Nadie tiene que ser criminalizado por su forma de amar, ni por a quién ama o por dónde lo ama. Tenemos un mundo en el que el odio es una moneda de cambio tan utilizada que las fobias sexuales solo añaden más desazón a una existencia ya de por sí complicada. Dicho esto quiero comentar que los desfiles del orgullo LGTBI --nuevas siglas que parece que se van a imponer-- me resultan excesivamente barrocos, cansinos y delirantes. No entiendo que para afirmarse sexualmente haya que ir hecho un mamarracho o mamarracha. Los excesos en cualquier sentido son un error. A lo mejor ahora me lapidan por esta afirmación, pero si no lo digo reviento. Prefiero poner el acento en la discriminación horrible que sufren muchos niños por su condición sexual, con compañeros que los machacan, se burlan o les dejan mensajes llamándoles «maricón» en la mesa. Eso era en mis tiempos, ahora en la época de las redes sociales ni me imagino lo que harán.

Muchos homosexuales rurales que durante la dictadura de Franco fueron perseguidos sin piedad, tuvieron que vivir, e incluso ahora también, lo que ellos llaman el «séxodo», es decir, esperar a la mayoría de edad para escapar de sus pueblos a Madrid donde el nivel de tolerancia es mayor y salir del armario poco a poco, en sus círculos de amistades. Durante los años ochenta, con la irrupción del sida, el colectivo gay vivió unos momentos muy difíciles y perdió mucho vigor.

Los esfuerzos se concentraron en otras necesidades más urgentes.

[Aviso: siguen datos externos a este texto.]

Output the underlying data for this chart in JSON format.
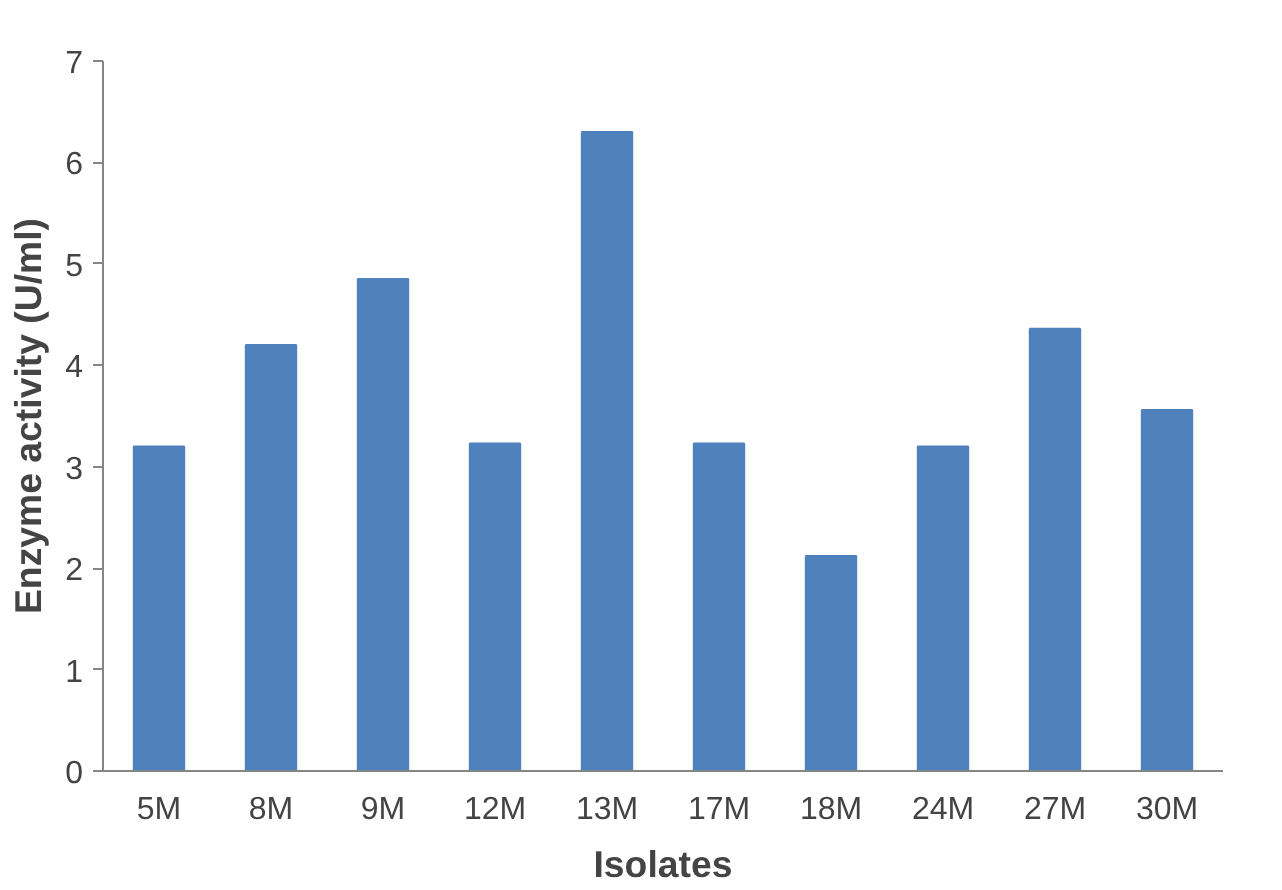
{
  "chart_data": {
    "type": "bar",
    "xlabel": "Isolates",
    "ylabel": "Enzyme activity (U/ml)",
    "categories": [
      "5M",
      "8M",
      "9M",
      "12M",
      "13M",
      "17M",
      "18M",
      "24M",
      "27M",
      "30M"
    ],
    "values": [
      3.2,
      4.2,
      4.85,
      3.23,
      6.3,
      3.23,
      2.12,
      3.2,
      4.36,
      3.56
    ],
    "color": "#4f81bd",
    "ylim": [
      0,
      7
    ],
    "yticks": [
      0,
      1,
      2,
      3,
      4,
      5,
      6,
      7
    ],
    "grid": false
  }
}
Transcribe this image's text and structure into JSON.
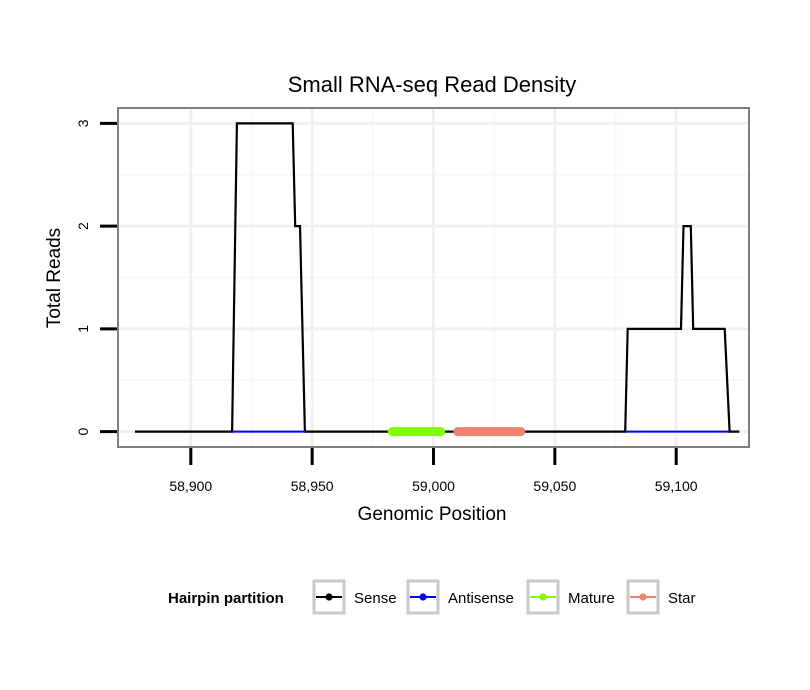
{
  "chart_data": {
    "type": "line",
    "title": "Small RNA-seq Read Density",
    "xlabel": "Genomic Position",
    "ylabel": "Total Reads",
    "xlim": [
      58870,
      59130
    ],
    "ylim": [
      -0.15,
      3.15
    ],
    "x_ticks": [
      58900,
      58950,
      59000,
      59050,
      59100
    ],
    "x_tick_labels": [
      "58,900",
      "58,950",
      "59,000",
      "59,050",
      "59,100"
    ],
    "y_ticks": [
      0,
      1,
      2,
      3
    ],
    "y_tick_labels": [
      "0",
      "1",
      "2",
      "3"
    ],
    "grid": true,
    "legend": {
      "title": "Hairpin partition",
      "position": "bottom",
      "entries": [
        {
          "name": "Sense",
          "color": "#000000"
        },
        {
          "name": "Antisense",
          "color": "#0000ff"
        },
        {
          "name": "Mature",
          "color": "#7fff00"
        },
        {
          "name": "Star",
          "color": "#f08070"
        }
      ]
    },
    "series": [
      {
        "name": "Sense",
        "color": "#000000",
        "points": [
          [
            58877,
            0
          ],
          [
            58917,
            0
          ],
          [
            58919,
            3
          ],
          [
            58942,
            3
          ],
          [
            58943,
            2
          ],
          [
            58945,
            2
          ],
          [
            58947,
            0
          ],
          [
            59079,
            0
          ],
          [
            59080,
            1
          ],
          [
            59102,
            1
          ],
          [
            59103,
            2
          ],
          [
            59106,
            2
          ],
          [
            59107,
            1
          ],
          [
            59120,
            1
          ],
          [
            59122,
            0
          ],
          [
            59126,
            0
          ]
        ]
      },
      {
        "name": "Antisense",
        "color": "#0000ff",
        "segments": [
          [
            58917,
            58947
          ],
          [
            59079,
            59122
          ]
        ]
      },
      {
        "name": "Mature",
        "color": "#7fff00",
        "segments": [
          [
            58983,
            59003
          ]
        ]
      },
      {
        "name": "Star",
        "color": "#f08070",
        "segments": [
          [
            59010,
            59036
          ]
        ]
      }
    ]
  }
}
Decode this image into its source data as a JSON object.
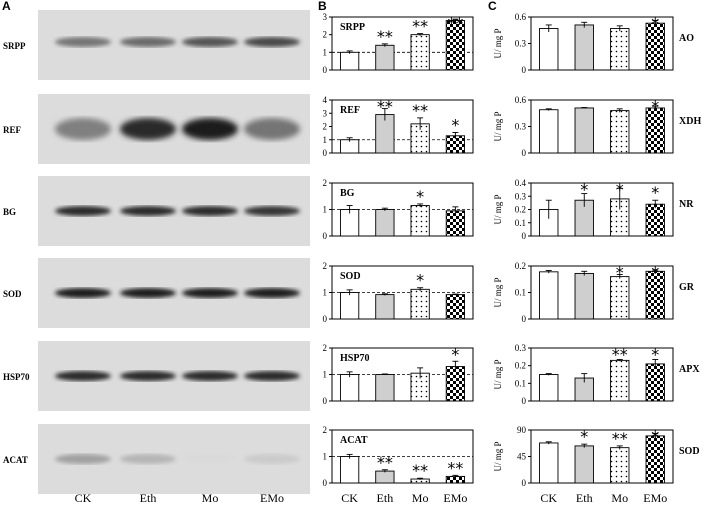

Los homosexuales españoles han pasado de la clandestinidad a la visibilidad, pero la actual igualdad legal no se traduce en una aceptación social y desgraciadamente sigue habiendo palizas, acoso y discriminación según qué sitios, especialmente en el ámbito rural. Vaya mi apoyo incondicional al colectivo LGTBI, pero me gustaría que los esfuerzos se centraran en conseguir la igualdad real total y no en patochadas, carrozas y mascaradas que solo inciden en el tópico y no en atajar los problemas reales.

Refrán: El amor no daña. El odio sí.